Qualcosa in più su di me...

Ci sono persone che decidono di prendere in mano la loro vita e altre a cui la vita, attraverso gli eventi, obbligherà a farlo.
Io anni fa ero parte del secondo gruppo di persone, vagavo in balia degli eventi, non mi conoscevo, avevo paura di guardarmi dentro, di scoprire i miei lati ombra. Mi riempivo l’agenda di appuntamenti per evitare quella che allora chiamavo “solitudine”: le serate in casa sola che mi avrebbero obbligata a fermarmi a pensare e ad ascoltarmi.
All’età di 20 anni, in seguito ad una forte litigata con mio padre me ne andai di casa. Mi sentivo un’adolescente ferita e senza punti di riferimento, perciò ho vissuto per anni relazioni insignificanti; mi infilavo in rapporti in cui davo tutto e ricevevo quasi nulla; mi bastava solo una piccola attenzione per sentirmi importante, perché questo era ciò che contava per me: essere importante per qualcuno. Questo mi portava a pretendere dal partner di turno un mare di attenzioni che però non mi bastavano mai e non mi facevano sentire completamente appagata.
L’amore che il partner mi dimostrava non era sufficiente per colmare quel vuoto che sentivo dentro. Vivevo malissimo ogni aspetto della relazione. Ora so che non si trattava di relazioni ma di puri legami di dipendenza.
Non ero felice proprio perché avevo riposto la mia felicità nelle mani di qualcun altro.

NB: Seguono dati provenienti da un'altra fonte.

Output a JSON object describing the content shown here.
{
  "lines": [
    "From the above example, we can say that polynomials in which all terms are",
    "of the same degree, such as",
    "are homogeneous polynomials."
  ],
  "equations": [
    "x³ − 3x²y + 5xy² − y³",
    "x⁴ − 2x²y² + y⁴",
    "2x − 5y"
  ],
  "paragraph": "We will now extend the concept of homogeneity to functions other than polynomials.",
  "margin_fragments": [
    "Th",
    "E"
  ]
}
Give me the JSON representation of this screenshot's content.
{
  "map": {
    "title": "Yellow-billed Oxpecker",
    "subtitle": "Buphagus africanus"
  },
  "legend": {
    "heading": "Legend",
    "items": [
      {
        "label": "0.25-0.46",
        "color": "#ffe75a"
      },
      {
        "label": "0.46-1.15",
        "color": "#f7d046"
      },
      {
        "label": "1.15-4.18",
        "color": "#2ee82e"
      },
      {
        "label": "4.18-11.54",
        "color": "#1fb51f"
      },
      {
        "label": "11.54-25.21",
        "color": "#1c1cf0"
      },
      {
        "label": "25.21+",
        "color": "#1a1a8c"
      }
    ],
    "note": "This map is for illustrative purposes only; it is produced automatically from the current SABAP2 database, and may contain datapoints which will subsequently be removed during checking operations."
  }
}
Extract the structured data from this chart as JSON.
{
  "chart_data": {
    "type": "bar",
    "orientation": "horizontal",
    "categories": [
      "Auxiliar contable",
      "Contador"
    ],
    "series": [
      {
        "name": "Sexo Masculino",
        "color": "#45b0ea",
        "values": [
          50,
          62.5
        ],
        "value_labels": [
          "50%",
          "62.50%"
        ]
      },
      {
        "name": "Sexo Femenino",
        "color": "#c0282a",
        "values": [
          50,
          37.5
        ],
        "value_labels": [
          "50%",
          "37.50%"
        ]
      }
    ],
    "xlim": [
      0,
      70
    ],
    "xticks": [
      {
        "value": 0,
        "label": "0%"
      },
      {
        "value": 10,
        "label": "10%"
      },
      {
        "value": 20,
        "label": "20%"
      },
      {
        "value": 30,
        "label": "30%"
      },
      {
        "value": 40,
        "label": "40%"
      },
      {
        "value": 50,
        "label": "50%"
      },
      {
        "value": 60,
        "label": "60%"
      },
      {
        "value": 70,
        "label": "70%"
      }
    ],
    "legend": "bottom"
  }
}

Il prezioso incontro con una life coach e i percorsi di crescita personale che ho seguito, mi hanno permesso di lavorare molto sul bisogno di essere importante per qualcuno, di essere accettata sempre e comunque, sulla gelosia, la possessività, la paura di non essere mai abbastanza, di non essere capita, il terrore dell’abbandono, l’aggressività, la rabbia per quel senso di inadeguatezza che non mi lasciava mai, il timore di esprimere la mia opinione; tutte strategie messe in atto per colmare quel vuoto e la mia scarsa autostima. Ero io a infliggermi il giudizio peggiore, ero il peggior nemico di me stessa, a tal punto da non vedere le mie qualità, i miei pregi e tutto il mio potenziale. Ho finalmente imparato a perdonare me stessa e gli altri; il perdono è un regalo che ci facciamo per darci il permesso di andare avanti senza rimanere bloccati in vecchie sofferenze e senza portarci nelle situazioni presenti e il carico emotivo legato al passato.
Ora sono io l’unica responsabile della mia vita e della mia felicità e vivo la storia d’amore più bella di tutte: quella con me stessa.
Oggi sono grata al mio percorso di crescita e mi chiedo “perché tutto questo non ce lo insegnano a scuola? Perché sono arrivata solo ora a tutte queste consapevolezze?” perciò la mia missione ora è portare le mie conoscenze a più persone possibili, in modo che riscoprano i loro talenti, abbandonino paure e credenze limitanti e prendano davvero in mano la loro vita.

La nostra felicità è davvero nelle nostre mani, siamo gli unici responsabili della nostra vita.